3. The excavator energy recovery system based on accumulator-assisted refueling according to any one of claims 1 to 2, characterized in that, It also includes a first check valve and a second check valve; The inlet of the first check valve is connected to the hydraulic oil tank; the outlet of the first check valve is connected to the inlet of the hydraulic pump. The inlet of the second check valve is connected to the outlet of the hydraulic pump; the outlet of the second check valve is connected to the inlet P of the three-position four-way solenoid valve.

4. The excavator energy recovery system based on accumulator-assisted refueling according to claim 3, characterized in that, It also includes a first relief valve and a second relief valve; The inlet pipe of the first relief valve is connected to the outlet of the second check valve; the outlet of the first relief valve is connected to the hydraulic oil tank.
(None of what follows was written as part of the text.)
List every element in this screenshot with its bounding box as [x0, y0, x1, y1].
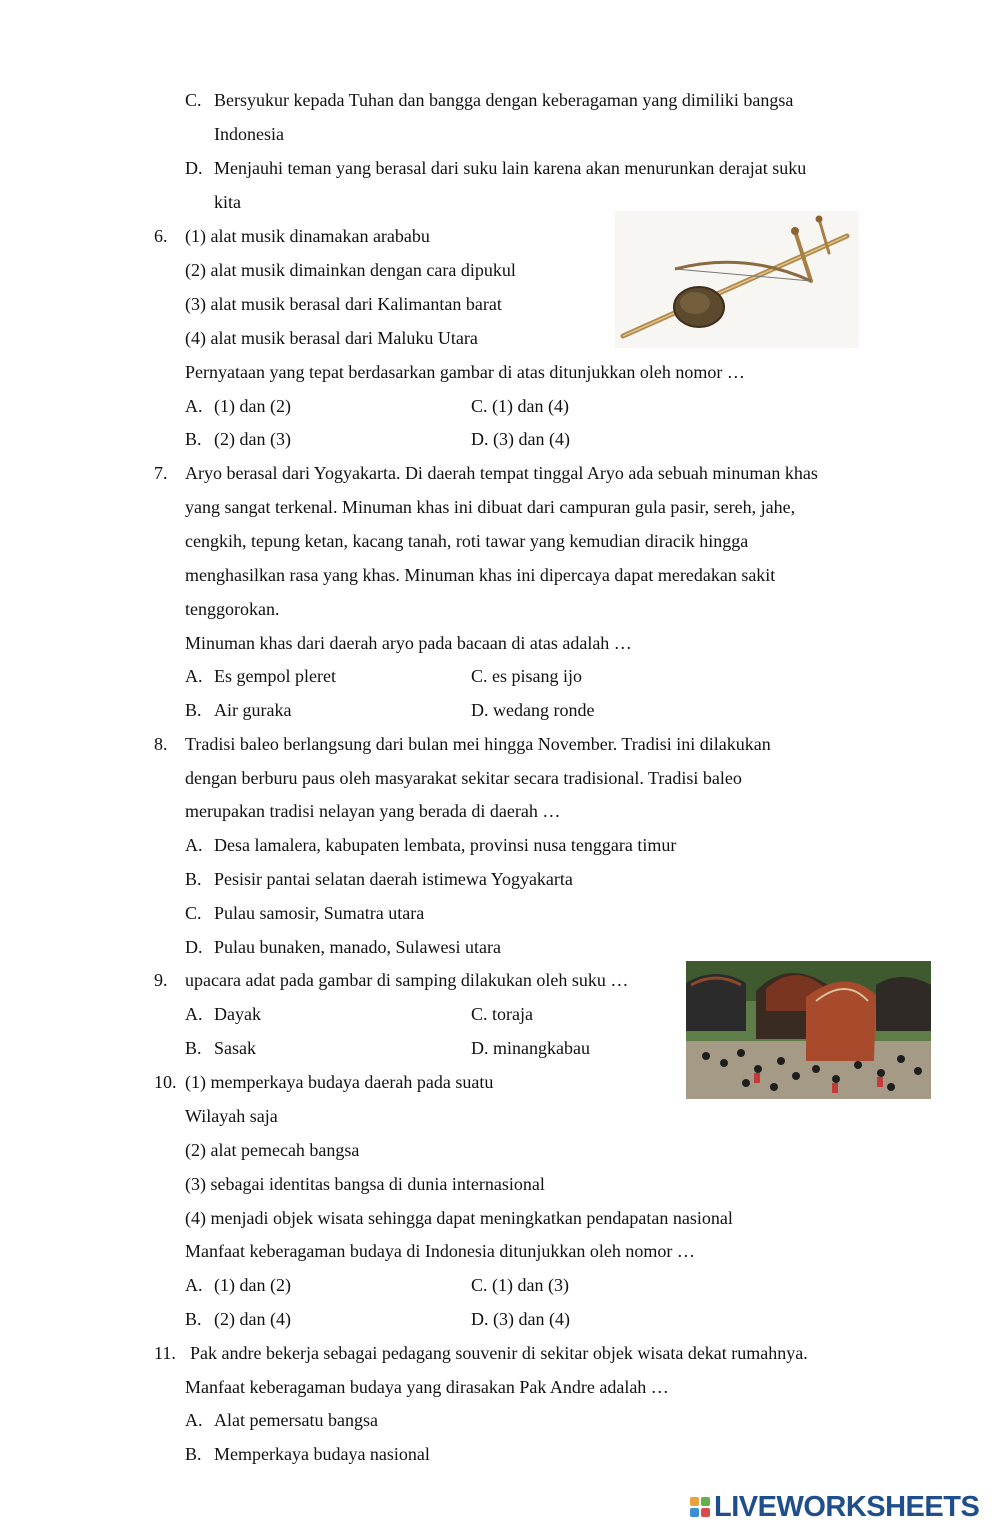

The inlet of the second relief valve is connected to the hydraulic port of the hydraulic accumulator; the outlet of the second relief valve is connected to the hydraulic oil tank.

5. The excavator energy recovery system based on accumulator-assisted refueling according to any one of claims 1 to 2, characterized in that, It also includes a third check valve; the oil inlet of the third check valve is connected to the outlet of the first two-position two-way solenoid valve and the inlet of the second two-position two-way solenoid valve; the oil outlet of the third check valve is connected to the inlet of the third two-position two-way solenoid valve, the inlet of the fourth two-position two-way solenoid valve, and the hydraulic port of the hydraulic accumulator.

6. The excavator energy recovery system based on accumulator-assisted refueling according to any one of claims 1 to 2, characterized in that, It also includes a fourth check valve and a fifth check valve; The inlet of the fourth check valve is connected to the outlet of the third two-position two-way solenoid valve; the outlet of the fourth check valve is connected to the inlet P of the third three-position four-way solenoid valve. The inlet of the fifth check valve is connected to the outlet of the fourth two-position two-way solenoid valve; the outlet of the fifth check valve is connected to the inlet of the hydraulic pump.

7. The excavator energy recovery system based on accumulator-assisted refueling according to any one of claims 1 to 2, characterized in that, The first two-position two-way solenoid valve, the second two-position two-way solenoid valve, the third two-position two-way solenoid valve, and the fourth two-position two-way solenoid valve are all structures without exhaust ports; The steps for extending the hydraulic cylinder include: closing all solenoid valves after the hydraulic cylinder has extended to its full position; The steps for retracting the hydraulic cylinder include: after the hydraulic cylinder has retracted to its position, close all solenoid valves.